Na de oorlog kon men slechts zes jaar ongestoord tuinieren op deze locatie. Een deel van de leden moest hun tuin afstaan ten behoeve van nieuwbouw van de PTT. Een fusie werd aangegaan met buurvereniging ‘De Binkhorst’ De naam ‘Eigen Arbeid’ bleef voortbestaan. In 1960 werd de vereniging medegedeeld dat zij moest gaan wijken voor een emplacement voor Van Gend & Loos. Mede dankzij de inspanningen van de Haagse Bond kreeg de vereniging vervangende grond aan het Margarethaland. Maar liefst 75 tuinen kreeg de vereniging ter beschikking. Opnieuw moest er flink gepioneerd worden. Waren het hier ook vooral nog moestuinen, toch verschenen nu de eerste tuinhuisjes. Oude deuren en ramen waren daar bij uitstek de materialen voor. Ook toen al zag het bestuur toe op een behoorlijke afwerking.

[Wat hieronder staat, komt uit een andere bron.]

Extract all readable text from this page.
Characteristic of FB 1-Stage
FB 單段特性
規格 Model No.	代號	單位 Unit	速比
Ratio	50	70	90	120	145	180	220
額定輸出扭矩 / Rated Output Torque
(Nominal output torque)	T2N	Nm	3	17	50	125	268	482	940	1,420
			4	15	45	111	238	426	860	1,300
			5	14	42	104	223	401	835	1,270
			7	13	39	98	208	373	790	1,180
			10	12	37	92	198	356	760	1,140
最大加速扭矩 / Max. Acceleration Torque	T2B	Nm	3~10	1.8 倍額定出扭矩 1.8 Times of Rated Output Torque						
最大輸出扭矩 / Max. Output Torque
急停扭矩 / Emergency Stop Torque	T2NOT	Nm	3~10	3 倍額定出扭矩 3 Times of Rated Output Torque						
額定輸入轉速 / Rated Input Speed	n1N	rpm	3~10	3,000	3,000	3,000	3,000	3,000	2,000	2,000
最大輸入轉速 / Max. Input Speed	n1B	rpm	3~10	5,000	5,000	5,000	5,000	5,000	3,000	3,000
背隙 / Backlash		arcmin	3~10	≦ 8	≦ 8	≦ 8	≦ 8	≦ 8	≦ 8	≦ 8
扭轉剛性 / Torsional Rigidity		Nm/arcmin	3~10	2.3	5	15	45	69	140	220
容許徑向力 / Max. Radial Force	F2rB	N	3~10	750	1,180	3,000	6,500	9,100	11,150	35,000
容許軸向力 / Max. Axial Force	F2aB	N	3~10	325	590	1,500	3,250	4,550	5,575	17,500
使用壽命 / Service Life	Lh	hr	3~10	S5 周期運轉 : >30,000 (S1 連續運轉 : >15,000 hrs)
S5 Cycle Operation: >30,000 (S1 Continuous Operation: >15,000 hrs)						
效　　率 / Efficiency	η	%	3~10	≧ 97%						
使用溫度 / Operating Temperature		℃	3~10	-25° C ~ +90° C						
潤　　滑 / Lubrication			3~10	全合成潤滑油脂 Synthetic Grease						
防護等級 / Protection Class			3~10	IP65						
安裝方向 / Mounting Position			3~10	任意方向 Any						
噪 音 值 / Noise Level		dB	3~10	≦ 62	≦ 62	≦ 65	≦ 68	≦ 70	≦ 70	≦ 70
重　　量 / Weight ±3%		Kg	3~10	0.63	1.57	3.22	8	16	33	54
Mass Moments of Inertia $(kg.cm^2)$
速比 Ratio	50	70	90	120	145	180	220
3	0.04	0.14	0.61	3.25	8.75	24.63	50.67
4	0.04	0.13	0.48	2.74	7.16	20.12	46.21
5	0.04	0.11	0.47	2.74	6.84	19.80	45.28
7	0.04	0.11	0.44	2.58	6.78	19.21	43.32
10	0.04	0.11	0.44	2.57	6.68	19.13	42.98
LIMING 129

Van groenten en fruit naar ontspannen en educatie
Het was niet meer alleen de heer des huizes die naar de tuin ging. Moeder en de kinderen gingen mee. Ongestoord buiten spelen en ondertussen ook leren respect te hebben voor de natuur. Amper acht jaar later dreigden opnieuw donkere wolken boven het hoofd. De Leidse Baan, een snelle autoverbinding van Den Haag naar Leiden moest worden aangelegd. Maar dat niet alleen. Ook de Verlengde Landscheidingsweg kwam weer uit de ontwerpkoker. Waar zou het kruispunt komen? Goed geraden. In de stromende regen hebben alle leden en veel buurtbewoners in 1969 geprotesteerd op het Binnenhof. En met succes. De Leidse baan werd geschrapt en de Verlengde Landscheidingsweg ging weer terug naar de ijskast waarin zij al sinds 1937 lag. Maar met de jaren veranderde ook het politieke inzicht.
Wethouder P. Vink
In 1982 laaide de discussie over de Verlengde Landscheidingsweg weer op. Helaas lag het complex in dat tracé. Met Haagse Bond en Eigen Arbeid werd overlegd over alternatieven. Tot medewerking waren we – zoals altijd- bereid, maar eens moest het een laatste verhuizing zijn. De toenmalige Haagse wethouder Piet Vink heeft zijn woord gestand gedaan. Hij vond dat de oudste tuindersvereniging van Den Haag recht had op een vaste plek. En zo is het gekomen dat de vereniging sinds 1 april 1984 haar complex heeft op de grens van Den Haag en Wassenaar in het beschermde natuurgebied Duivenvoordse- en Veenzijdsepolder. Aanvankelijk met 80 tuinen en in 1987 uitgebreid met nog eens 80 tuinen.
In goede samenspraak met gemeentelijke ambtenaren, een samenspraak die tot op heden voortduurt, is het complex ingericht als een vooral open tuinenpark dat tegelijkertijd dienst doet als openbaar groengebied.